The Cincinnati Bengals will likely have a new kicker this season.
This year, for the first time in the Marvin Lewis era, the Bengals acquired a kicker through the NFL Draft. It came when the Bengals selected Memphis’ Jake Elliott in Round 5. While not a high selection, it was nevertheless a big break from how the Bengals have traditionally acquired kickers and Elliott was the first player selected at the position this year.
The Bengals usually rely on cheaper retreads and outcasts from other teams, including Shayne Graham, Josh Brown, Randy Bullock and Mike Nugent. Those are the kind of kickers the Bengals have used on for almost two decades, as the last kicker they drafted was Neil Rackers in 2000. But in 2017, the Bengals will likely be relying on a rookie.
Elliott is ready for the challenge, though he knows nothing will be handed to him. He’ll have to beat out Bullock for the right to be the Bengals’ full-time kicker for the foreseeable future.
“I’m looking forward to competing,” Elliott told Bengals.com. “Nothing in this league is given and everything has to be earned. I look forward to competing and hopefully winning the job.”
Special teams coordinator Darrin Simmons has been working with Bengals kickers for more than a decade now. He likes what he’s seen in Elliott dating back to when the two first met during a pre-draft workout.
It came when Simmons was set to work out Elliott at his pro day. Weather nearly derailed those plans, but they actually helped Simmons gain respect for the unfazed Elliott, who was also very adaptable to the situation.
“I think he’s very coachable,” said Simmons. “That was easy to see right away with a couple of adjustments that we tried to make right after the workout was over. When I made suggestions, he picked up on them right away.
“He has a very calm demeanor. It was a tough day in Memphis that day that I worked him out. The wind was probably blowing 15 to 20 miles per hour and he never flinched. Some specialists have a tendency to be, ‘Woe is me,’ because of the weather.”
How well a kicker adjust to being thrown into a less-than-ideal situation is often what separates the good kickers from the great ones. Succeeding in an uncomfortable situation helped Elliott win over Simmons.
“We were supposed to start kicking around two o’clock and there was a torrential downpour,” said Simmons of the workout. “We just stayed inside and watched video for a little bit and went out when the weather was nice. He never flinched with any of that and it was good to see that he’s got some composure.”

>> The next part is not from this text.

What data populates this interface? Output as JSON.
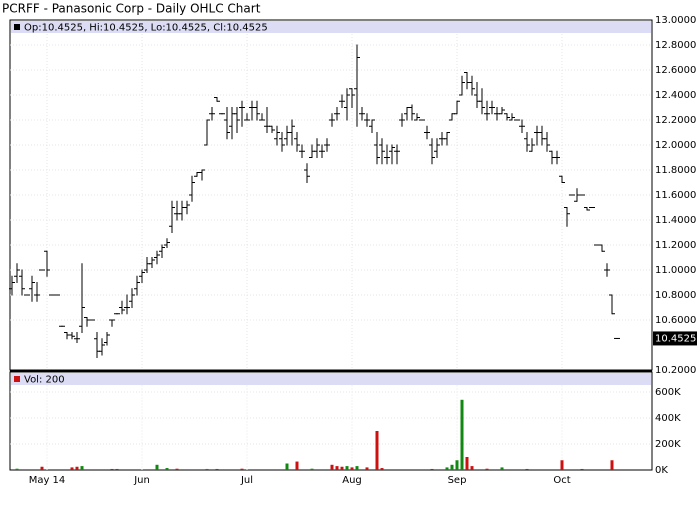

It’s safe to say Elliott came up big in the clutch for his most important job interview, though coming up big under pressure is something he did every year in college. During his freshman year (2013), Elliott was the only FBS kicker to attempt three or more field goals of 50-plus yards and convert every attempt (50, 52, 56 yards). He was also 7-for-8 on 40-plus yard field goals (.875).

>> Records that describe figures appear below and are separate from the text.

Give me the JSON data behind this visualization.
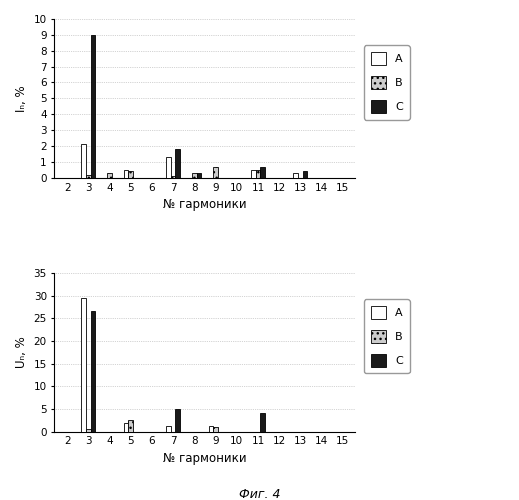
{
  "chart1": {
    "ylabel": "Iₙ, %",
    "xlabel": "№ гармоники",
    "ylim": [
      0,
      10
    ],
    "yticks": [
      0,
      1,
      2,
      3,
      4,
      5,
      6,
      7,
      8,
      9,
      10
    ],
    "harmonics": [
      2,
      3,
      4,
      5,
      6,
      7,
      8,
      9,
      10,
      11,
      12,
      13,
      14,
      15
    ],
    "A": [
      0,
      2.1,
      0,
      0.5,
      0,
      1.3,
      0,
      0,
      0,
      0.5,
      0,
      0.3,
      0,
      0
    ],
    "B": [
      0,
      0.2,
      0.3,
      0.4,
      0,
      0.1,
      0.3,
      0.7,
      0,
      0.5,
      0,
      0,
      0,
      0
    ],
    "C": [
      0,
      9.0,
      0,
      0,
      0,
      1.8,
      0.3,
      0,
      0,
      0.7,
      0,
      0.4,
      0,
      0
    ]
  },
  "chart2": {
    "ylabel": "Uₙ, %",
    "xlabel": "№ гармоники",
    "ylim": [
      0,
      35
    ],
    "yticks": [
      0,
      5,
      10,
      15,
      20,
      25,
      30,
      35
    ],
    "harmonics": [
      2,
      3,
      4,
      5,
      6,
      7,
      8,
      9,
      10,
      11,
      12,
      13,
      14,
      15
    ],
    "A": [
      0,
      29.5,
      0,
      2.0,
      0,
      1.2,
      0,
      1.2,
      0,
      0,
      0,
      0,
      0,
      0
    ],
    "B": [
      0,
      0.5,
      0,
      2.5,
      0,
      0,
      0,
      1.0,
      0,
      0,
      0,
      0,
      0,
      0
    ],
    "C": [
      0,
      26.5,
      0,
      0,
      0,
      5.0,
      0,
      0,
      0,
      4.2,
      0,
      0,
      0,
      0
    ]
  },
  "color_A": "#ffffff",
  "color_B": "#aaaaaa",
  "color_C": "#1a1a1a",
  "edge_color": "#000000",
  "fig_caption": "Фиг. 4",
  "bar_width": 0.22
}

Elliott never missed an extra point or any kick from less than 30 yards in his college career, while 63 percent (210-of-330) of his kickoffs went for touchbacks. In 2016, Elliott had an average of 63.7 yards per kickoff, which resulted in 64 touchbacks in 94 attempts (68.09%).

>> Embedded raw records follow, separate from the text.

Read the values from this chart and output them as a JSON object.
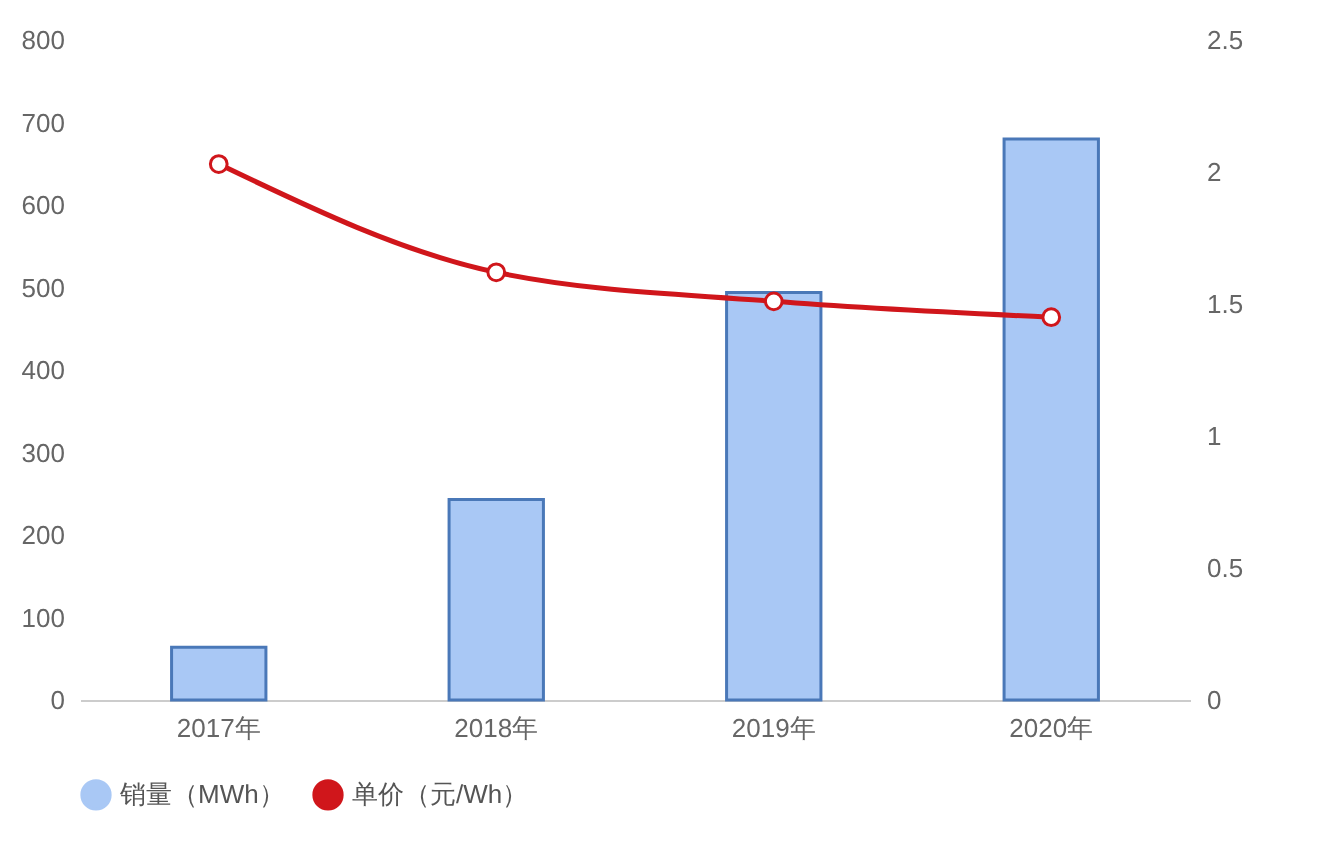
{
  "chart_data": {
    "type": "bar",
    "categories": [
      "2017年",
      "2018年",
      "2019年",
      "2020年"
    ],
    "series": [
      {
        "name": "销量（MWh）",
        "color": "#a9c8f5",
        "values": [
          64,
          243,
          494,
          680
        ]
      },
      {
        "name": "单价（元/Wh）",
        "type": "line",
        "axis": "y2",
        "color": "#d0161b",
        "values": [
          2.03,
          1.62,
          1.51,
          1.45
        ]
      }
    ],
    "ylim": [
      0,
      800
    ],
    "yticks": [
      0,
      100,
      200,
      300,
      400,
      500,
      600,
      700,
      800
    ],
    "y2lim": [
      0,
      2.5
    ],
    "y2ticks": [
      0,
      0.5,
      1,
      1.5,
      2,
      2.5
    ],
    "legend": "bottom",
    "grid": false,
    "marker": "circle",
    "line_style": "solid"
  }
}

The Bengals have previously said a big reason why they liked Elliott so much was because of his kickoff ability, in addition to putting the ball between the uprights. It sounds like his composure during an unexpectedly challenging workout helped sell the team as well.
Let’s hope that continues to play out in real games this season. It’s about time the Bengals found a kicker they can rely on in any situation. Kicking easily cost the Bengals one, if not more wins in 2016, so just having a stable kicker could be the difference between making the playoffs and falling short.